Books

Book News: American Library Association, Barnes & Noble Called 'Facilitators Of Porn'

A Barnes & Noble bookstore in Washington, D.C. i i

A Barnes & Noble bookstore in Washington, D.C. Karen Bleier/AFP/Getty Images hide caption

itoggle caption Karen Bleier/AFP/Getty Images
A Barnes & Noble bookstore in Washington, D.C.

A Barnes & Noble bookstore in Washington, D.C.

Karen Bleier/AFP/Getty Images

The daily lowdown on books, publishing, and the occasional author behaving badly.

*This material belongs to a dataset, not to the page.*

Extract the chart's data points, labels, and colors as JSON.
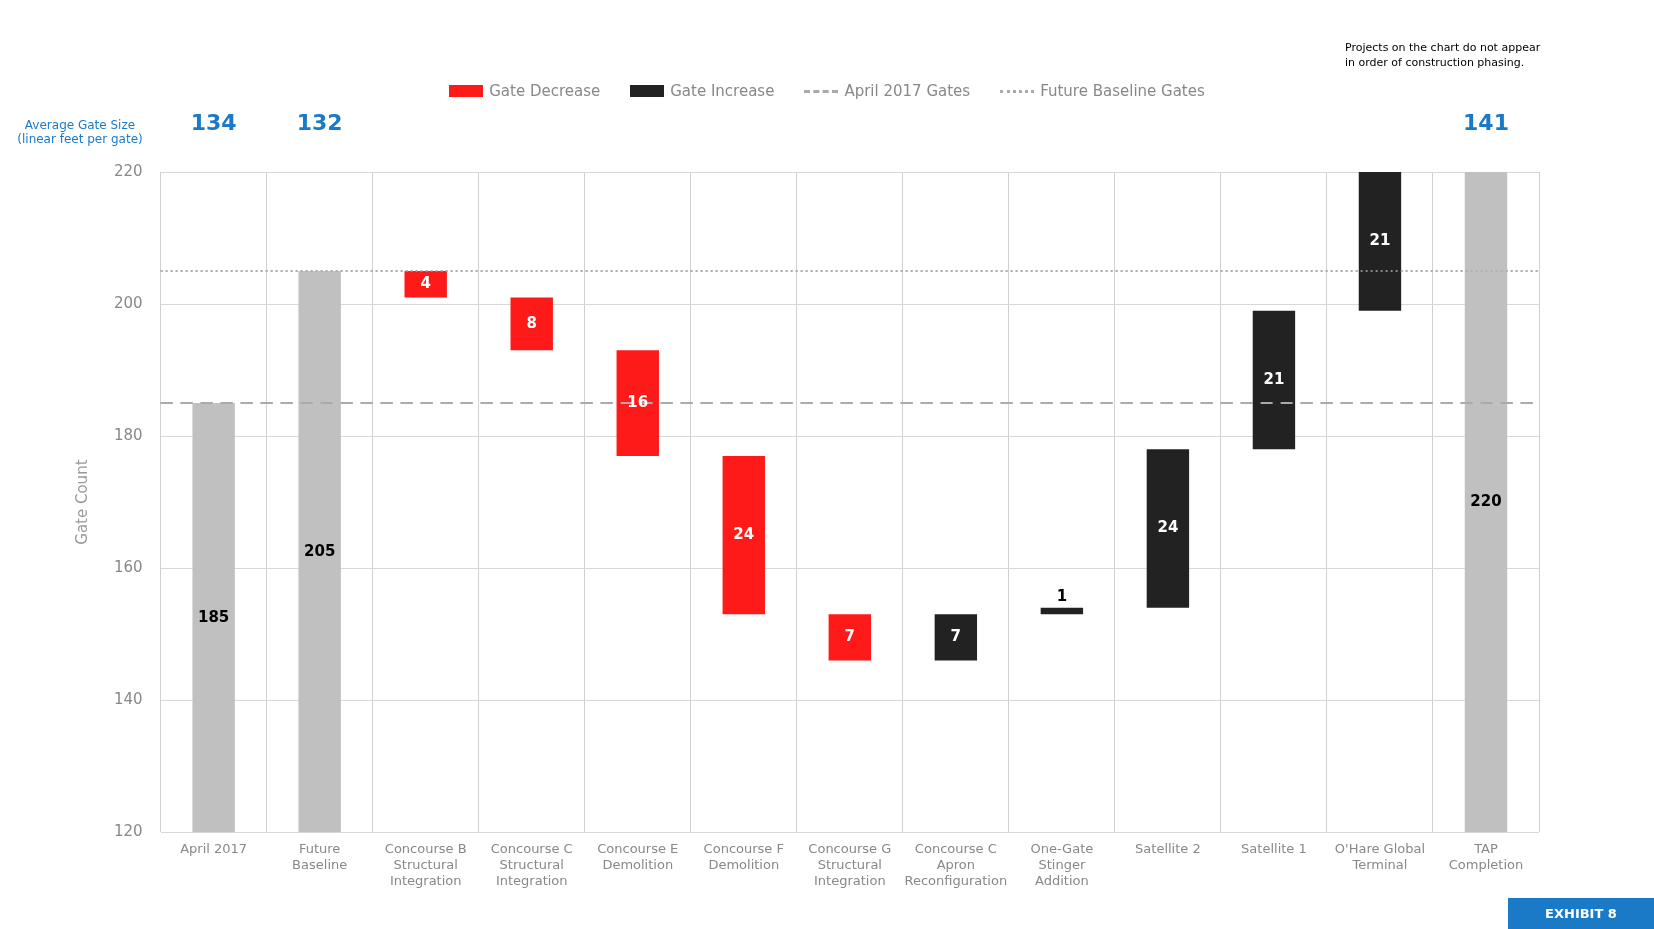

  • The American Library Association and Barnes & Noble were among the groups named by conservative group Morality in Media in its "Dirty Dozen List" of "the top 12 facilitators of porn." The list states that the ALA encourages libraries to have unfiltered computers, and that the bookstore chain "is a major supplier of adult pornography and child erotica." The top spot, however, went to U.S. Attorney General Eric Holder for "refus[ing] to enforce existing federal obscenity laws."
  • Squirreled away in a recent Wall Street Journal article about a concert DVD by singer Alanis Morissette was this revelation: "She's focused at the moment on writing a book, which she calls 'transpersonal psychology meets autobiography, with a little humor thrown in, I hope.' "
  • The latest "Mysteries of the Vernacular" installment — charming video etymologies of English words — locates the word "clue" in the Minotaur's maze and Chaucer's England.
  • A new book by comedian Cleo Rocos, The Power of Positive Drinking, which comes out in May, claims that she and Queen singer Freddie Mercury sneaked Princess Diana into a gay bar in the 1980s by disguising her as a male model.
  • In The Guardian, John Dugdale takes apart "campus fiction," and, in particular, Joyce Carol Oates' The Accursed: "Oates's bizarre, sprawling novel, in which the devil comes to Princeton in 1905, is especially saturated with other books, ranging from vampire and Stephen King shockers to the prototypical tale of a don driven mad, Goethe's Faust. Like other recent campus concoctions, it suggests a moratorium has long been overdue."
  • Jacob Harris, senior software architect at The New York Times, has developed an algorithm to find accidental haikus in the paper, from the mundane: "The one thing to be / careful about / is trimming the broccoli rabe," to the poetic: "The buzzing of a / thousand bees in the tiny / curled pearl of an ear."